Differences in the frequency of autoantibodies according to the type of ATP7B mutation remains unclear and needs further investigation. There is evidence that the H1069Q mutation is associated with a milder disruption of copper metabolism and later WD manifestation comparing to non‐H1069Q mutations. The limitations of the research are related to the fact that the analysis was made on a small sample of non‐H1069Q patients as it reflects frequency of particular ATP7B mutations in Poland. The missense mutation H1069Q is the most common in central, eastern and northern Europe, about 50–80% of patients carry at least one allele with the H1069Q mutation. , Hence, it provides the directions for future research that could also investigate the presence of autoantibodies in a larger group of non‐H1069Q patients who are more prevalent in other parts of the world.

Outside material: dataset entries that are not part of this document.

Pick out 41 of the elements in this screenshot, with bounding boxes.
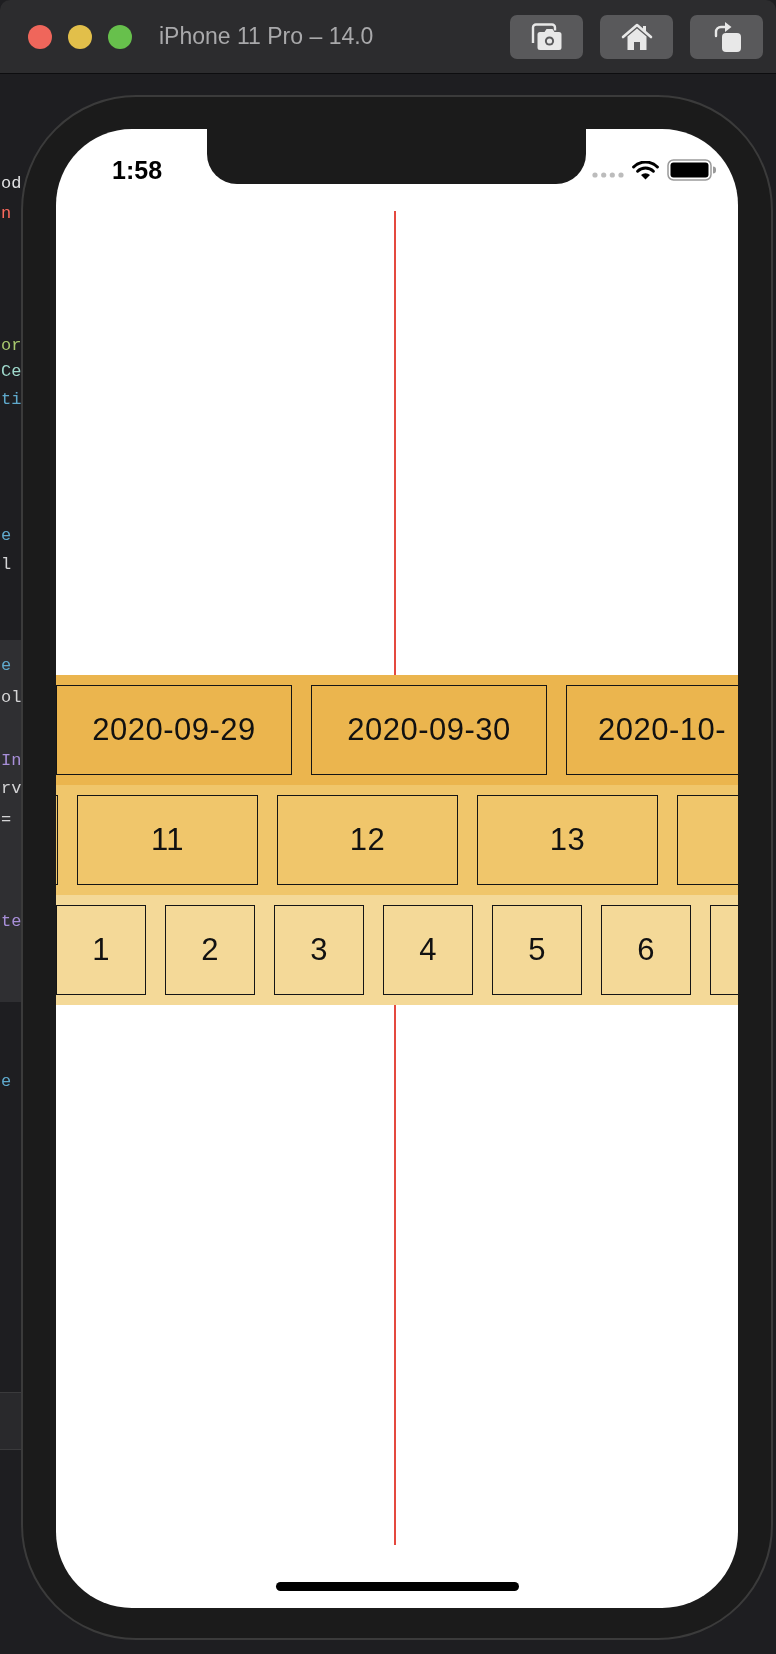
code-fragment: e bbox=[1, 1071, 12, 1093]
code-fragment: l bbox=[1, 554, 12, 576]
code-fragment: rv bbox=[1, 778, 22, 800]
picker-cell[interactable] bbox=[677, 795, 738, 885]
code-fragment: e bbox=[1, 655, 12, 677]
picker-cell[interactable]: 3 bbox=[274, 905, 364, 995]
screenshot-button[interactable] bbox=[510, 14, 583, 59]
zoom-button[interactable] bbox=[108, 24, 132, 49]
picker-cell[interactable]: 11 bbox=[77, 795, 258, 885]
code-fragment: ti bbox=[1, 389, 22, 411]
rotate-button[interactable] bbox=[690, 14, 763, 59]
picker-cell[interactable]: 2 bbox=[165, 905, 255, 995]
battery-icon bbox=[667, 159, 717, 181]
code-fragment: n bbox=[1, 203, 12, 225]
code-fragment: te bbox=[1, 911, 22, 933]
picker-cell[interactable]: 2020-09-30 bbox=[311, 685, 547, 775]
signal-icon bbox=[592, 172, 624, 178]
code-fragment: In bbox=[1, 750, 22, 772]
picker-cell[interactable]: 2020-09-29 bbox=[56, 685, 292, 775]
house-icon bbox=[620, 22, 653, 51]
picker-cell[interactable] bbox=[710, 905, 738, 995]
picker-cell[interactable]: 1 bbox=[56, 905, 146, 995]
picker-cell[interactable]: 5 bbox=[492, 905, 582, 995]
picker-cell[interactable]: 4 bbox=[383, 905, 473, 995]
code-fragment: od bbox=[1, 173, 22, 195]
home-button[interactable] bbox=[600, 14, 673, 59]
picker-cell[interactable]: 12 bbox=[277, 795, 458, 885]
minimize-button[interactable] bbox=[68, 24, 92, 49]
code-fragment: = bbox=[1, 809, 12, 831]
code-fragment: or bbox=[1, 335, 22, 357]
code-fragment: e bbox=[1, 525, 12, 547]
status-time: 1:58 bbox=[112, 156, 163, 184]
camera-icon bbox=[530, 22, 563, 51]
picker-cell[interactable]: 13 bbox=[477, 795, 658, 885]
code-fragment: ol bbox=[1, 687, 22, 709]
picker-cell[interactable]: 6 bbox=[601, 905, 691, 995]
code-fragment: Ce bbox=[1, 361, 22, 383]
picker-cell[interactable]: 2020-10- bbox=[566, 685, 738, 775]
wifi-icon bbox=[632, 160, 659, 180]
close-button[interactable] bbox=[28, 24, 52, 49]
window-title: iPhone 11 Pro – 14.0 bbox=[159, 23, 374, 50]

The methodology of antibody testing is another potential study limitation. To achieve the highest sensitivity and specificity, it is a recommended practice that results are confirmed with a different laboratory methodology and paired samples of serum and cerebrospinal fluid are tested. The presence of autoantibodies not only in serum, but also in cerebrospinal fluid would increase the specificity and suggest CNS autoimmunity.

CONCLUSION

In our analysis, we found that the presence of autoantibodies in patients with WD was elevated in comparison to healthy individuals. The role of the autoantibodies in the pathogenesis of WD is unclear, but may possibly relate to a bystander phenomenon. Although there was no apparent link with overt autoimmune diseases in the study, patients with WD, particularly those on D‐penicillamine, should be carefully monitored for autoimmune conditions given the elevated presence of autoantibodies.

AUTHOR CONTRIBUTIONS

Magdalena Antczak‐Kowalska: laboratory analysis and interpretation of the data, statistical analysis and visualization of the data, writing, revising and approval of the manuscript. Anna Członkowska: planning and supervising the work; writing, revising and approval of the manuscript. Ceren Eyileten: statistical analysis and visualization of the data, writing and approval of the manuscript. Anna Palejko: laboratory analysis and interpretation of the data. Agnieszka Cudna: laboratory analysis and interpretation of the data. Marta Wolska: writing and approval of the manuscript. Agnieszka Piechal: writing and approval of the manuscript. Tomasz Litwin: writing and approval of the manuscript.

The corresponding author attests that all listed authors meet authorship criteria and that no others meeting the criteria have been omitted. All authors have given final approval of the submitted manuscript.

FUNDING INFORMATION

The work was supported financially as part of the funding for statutory research in the Second Department of Neurology at the Institute of Psychiatry and Neurology, Warsaw, Poland, and the funding for statutory research in the Department of Experimental and Clinical Pharmacology, Medical University of Warsaw, Centre for Preclinical Research and Technology CEPT, Warsaw, Poland.

The authors confirm independence from the sponsors, the content of the article has not been influenced by the sponsors.

CONFLICT OF INTEREST

The authors declare that they have no conflict of interest.

ETHICS STATEMENT

The study has been approved by the Ethics Committee of the Institute of Psychiatry and Neurology (4/2018).

PATIENT CONSENT

All procedures followed were in accordance with the ethical standards of the responsible committee on human experimentation (institutional and national) and with the Helsinki Declaration of 1975, as revised in 2000 (5). Informed consent was obtained from all patients for being included in the study.

ANIMAL RIGHTS

This article does not contain any studies with animal subjects performed by the any of the authors.